A new wave of privatisation of government banks is going to take place in the Indian banking sector. The government is going to privatize more than half of its state-owned banks making the number of them from 12 to 5. “The idea is to have 4-5 government-owned banks,” said one senior government official reportedly in the news.
The plan is being formulated by Cabinet, which after being approved, will be carried out.
The plan is to raise money from non-strategic sectors in times when the country’s economy is shattered by Coronavirus pandemic. This could be boon in lifting the economy again. The market conditions are not favourable, as banks are facing a large number of bad debts, so the privatisation is not going to take place in this financial year.
It’s true that Public sector banks play a major role in building rural banking systems in the country, and overall helps in the development of the nation but their inefficiency can lead to systematic risk in the banking sector.
According to the International Monetary Fund’s 2017, Global Financial Stability Report, in more than a third of the Indian banking system, provisioning needs for bad debts would amount to three years of net income. Among emerging economies, asset quality in India is the worst, after Russia.
Firstly, they will sell majority stakes in companies like Bank of India, Central Bank of India, Indian Overseas Bank, UCO Bank, Bank of Maharashtra and Punjab & Sind Bank, which will open doors of opportunities for private buyers.
However, the state holds to privatise major government companies like State Bank of India, Punjab National Bank.

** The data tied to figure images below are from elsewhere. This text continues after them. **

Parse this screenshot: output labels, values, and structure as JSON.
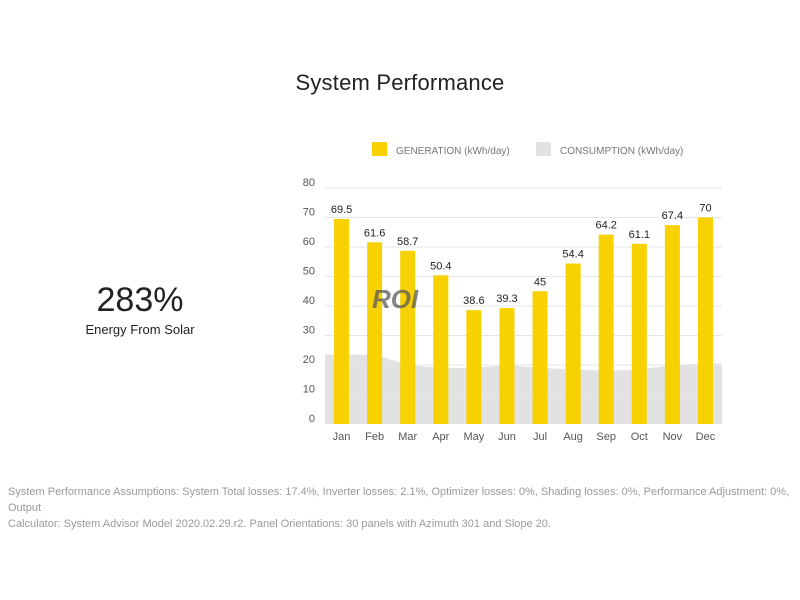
{
  "page": {
    "title": "System Performance",
    "kpi_value": "283%",
    "kpi_label": "Energy From Solar",
    "watermark": "ROI",
    "footnote": "System Performance Assumptions: System Total losses: 17.4%, Inverter losses: 2.1%, Optimizer losses: 0%, Shading losses: 0%, Performance Adjustment: 0%, Output\nCalculator: System Advisor Model 2020.02.29.r2.  Panel Orientations: 30 panels with Azimuth 301 and Slope 20."
  },
  "colors": {
    "generation": "#F7D100",
    "consumption": "#E2E2E2",
    "text": "#222222",
    "muted": "#9a9a9a",
    "grid": "#e6e6e6"
  },
  "chart_data": {
    "type": "bar",
    "title": "",
    "xlabel": "",
    "ylabel": "",
    "ylim": [
      0,
      80
    ],
    "yticks": [
      0,
      10,
      20,
      30,
      40,
      50,
      60,
      70,
      80
    ],
    "grid": true,
    "legend_position": "top",
    "categories": [
      "Jan",
      "Feb",
      "Mar",
      "Apr",
      "May",
      "Jun",
      "Jul",
      "Aug",
      "Sep",
      "Oct",
      "Nov",
      "Dec"
    ],
    "series": [
      {
        "name": "GENERATION (kWh/day)",
        "type": "bar",
        "values": [
          69.5,
          61.6,
          58.7,
          50.4,
          38.6,
          39.3,
          45,
          54.4,
          64.2,
          61.1,
          67.4,
          70
        ],
        "labels": [
          "69.5",
          "61.6",
          "58.7",
          "50.4",
          "38.6",
          "39.3",
          "45",
          "54.4",
          "64.2",
          "61.1",
          "67.4",
          "70"
        ]
      },
      {
        "name": "CONSUMPTION (kWh/day)",
        "type": "area",
        "values": [
          23.5,
          23.5,
          20,
          19,
          19,
          20,
          19,
          18.5,
          18,
          18.5,
          20,
          20.5
        ]
      }
    ]
  }
}
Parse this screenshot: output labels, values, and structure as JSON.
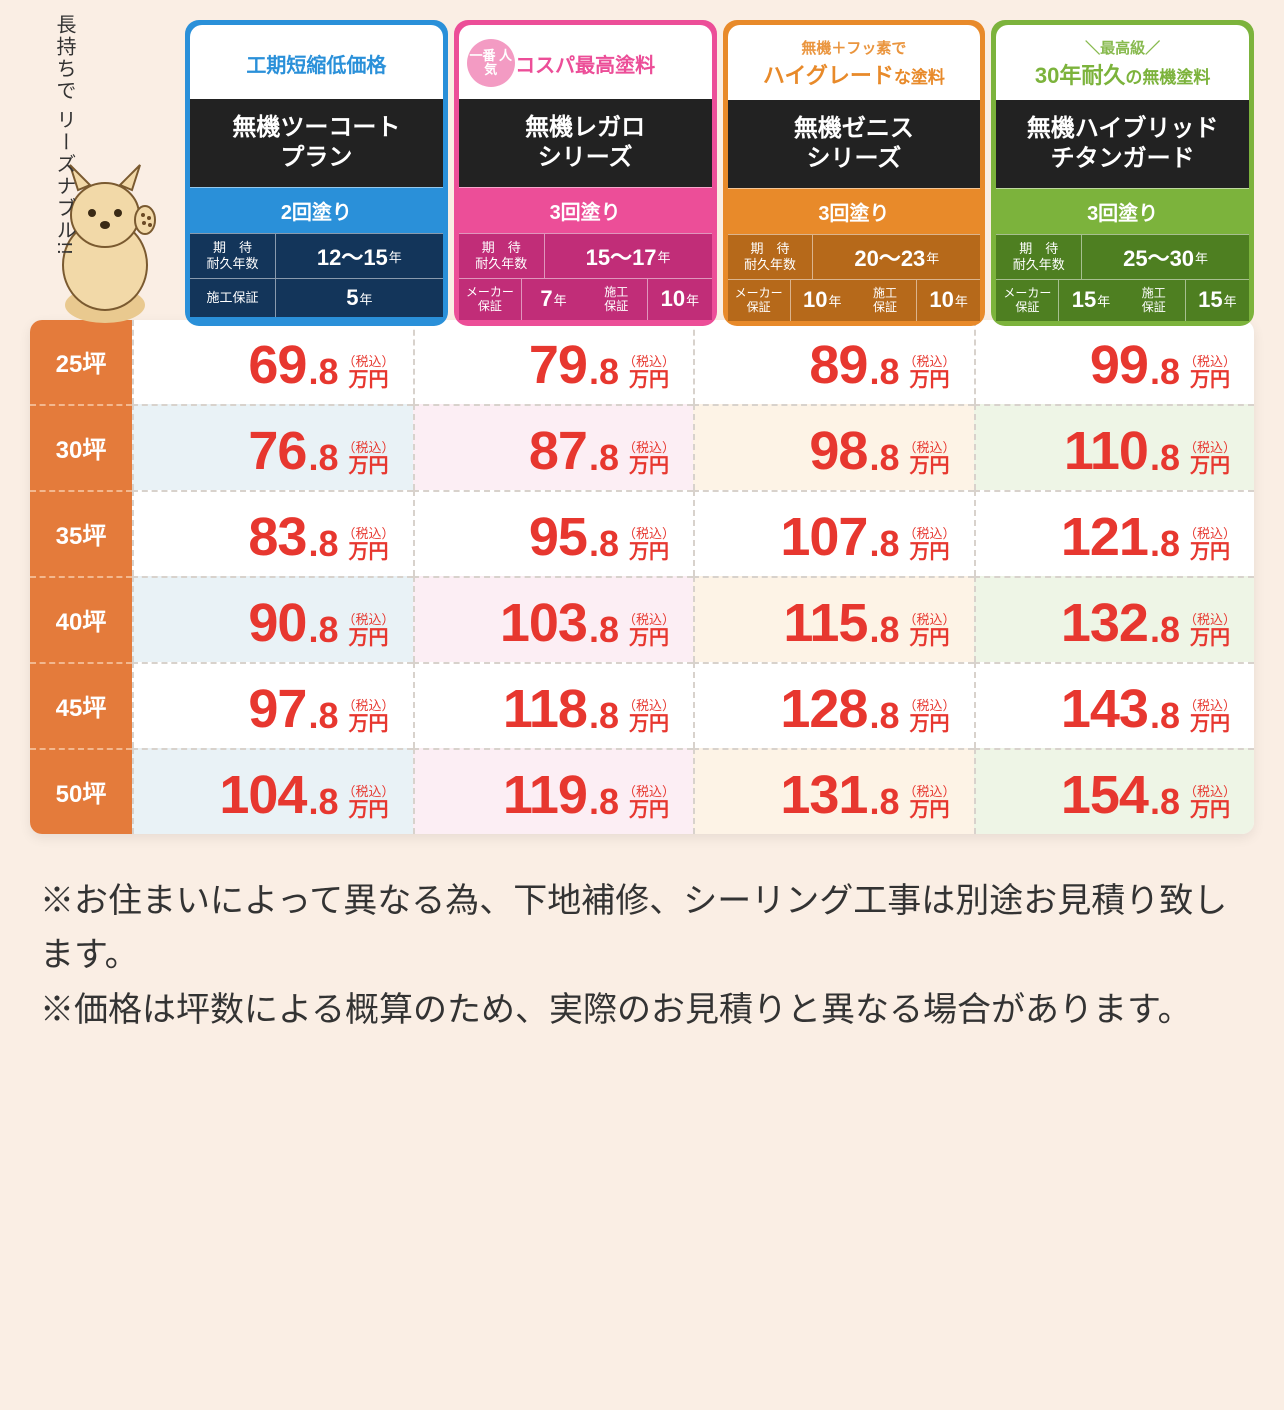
{
  "bubble_text": "長持ちで\nリーズナブル!!",
  "plans": [
    {
      "accent": "#2a90d9",
      "dark": "#13355a",
      "top_color": "#2a90d9",
      "top_line1": "工期短縮低価格",
      "top_line2": "",
      "name_line1": "無機ツーコート",
      "name_line2": "プラン",
      "coats": "2回塗り",
      "durability_label": "期　待\n耐久年数",
      "durability_value": "12～15",
      "warranties": [
        {
          "label": "施工保証",
          "value": "5"
        }
      ]
    },
    {
      "accent": "#ec4e98",
      "dark": "#c12d78",
      "top_color": "#ec4e98",
      "badge": "一番\n人気",
      "badge_bg": "#f39bc3",
      "top_line1": "コスパ最高塗料",
      "top_line2": "",
      "name_line1": "無機レガロ",
      "name_line2": "シリーズ",
      "coats": "3回塗り",
      "durability_label": "期　待\n耐久年数",
      "durability_value": "15～17",
      "warranties": [
        {
          "label": "メーカー\n保証",
          "value": "7"
        },
        {
          "label": "施工\n保証",
          "value": "10"
        }
      ]
    },
    {
      "accent": "#e88a2a",
      "dark": "#b6691a",
      "top_color": "#e88a2a",
      "top_pre": "無機＋フッ素で",
      "top_line1": "ハイグレード",
      "top_line1_suffix": "な塗料",
      "name_line1": "無機ゼニス",
      "name_line2": "シリーズ",
      "coats": "3回塗り",
      "durability_label": "期　待\n耐久年数",
      "durability_value": "20～23",
      "warranties": [
        {
          "label": "メーカー\n保証",
          "value": "10"
        },
        {
          "label": "施工\n保証",
          "value": "10"
        }
      ]
    },
    {
      "accent": "#7cb33c",
      "dark": "#4e7f21",
      "top_color": "#7cb33c",
      "top_pre": "＼最高級／",
      "top_line1": "30年耐久",
      "top_line1_suffix": "の無機塗料",
      "name_line1": "無機ハイブリッド",
      "name_line2": "チタンガード",
      "coats": "3回塗り",
      "durability_label": "期　待\n耐久年数",
      "durability_value": "25～30",
      "warranties": [
        {
          "label": "メーカー\n保証",
          "value": "15"
        },
        {
          "label": "施工\n保証",
          "value": "15"
        }
      ]
    }
  ],
  "tsubo_rows": [
    "25坪",
    "30坪",
    "35坪",
    "40坪",
    "45坪",
    "50坪"
  ],
  "prices": [
    [
      [
        69,
        8
      ],
      [
        79,
        8
      ],
      [
        89,
        8
      ],
      [
        99,
        8
      ]
    ],
    [
      [
        76,
        8
      ],
      [
        87,
        8
      ],
      [
        98,
        8
      ],
      [
        110,
        8
      ]
    ],
    [
      [
        83,
        8
      ],
      [
        95,
        8
      ],
      [
        107,
        8
      ],
      [
        121,
        8
      ]
    ],
    [
      [
        90,
        8
      ],
      [
        103,
        8
      ],
      [
        115,
        8
      ],
      [
        132,
        8
      ]
    ],
    [
      [
        97,
        8
      ],
      [
        118,
        8
      ],
      [
        128,
        8
      ],
      [
        143,
        8
      ]
    ],
    [
      [
        104,
        8
      ],
      [
        119,
        8
      ],
      [
        131,
        8
      ],
      [
        154,
        8
      ]
    ]
  ],
  "tax_label": "（税込）",
  "unit_label": "万円",
  "year_suffix": "年",
  "notes": [
    "※お住まいによって異なる為、下地補修、シーリング工事は別途お見積り致します。",
    "※価格は坪数による概算のため、実際のお見積りと異なる場合があります。"
  ],
  "tint_colors": [
    "#e9f2f6",
    "#fceef4",
    "#fdf3e6",
    "#eef5e6"
  ]
}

The finance ministry declined to comment on the matter. Government financial committees and the Reserve Bank of India advised the states to not have more than five-state owned banks.
“The government has already said that there will be no more mergers (between state-owned banks) so the only option for them is to divest stakes,” a senior official at a state-owned bank said.
Last year the government had merged ten state-owned banks into four.
Will this move boost the country’s disrupted economy or not is still a question, which will only be confirmed after the plan is laid off.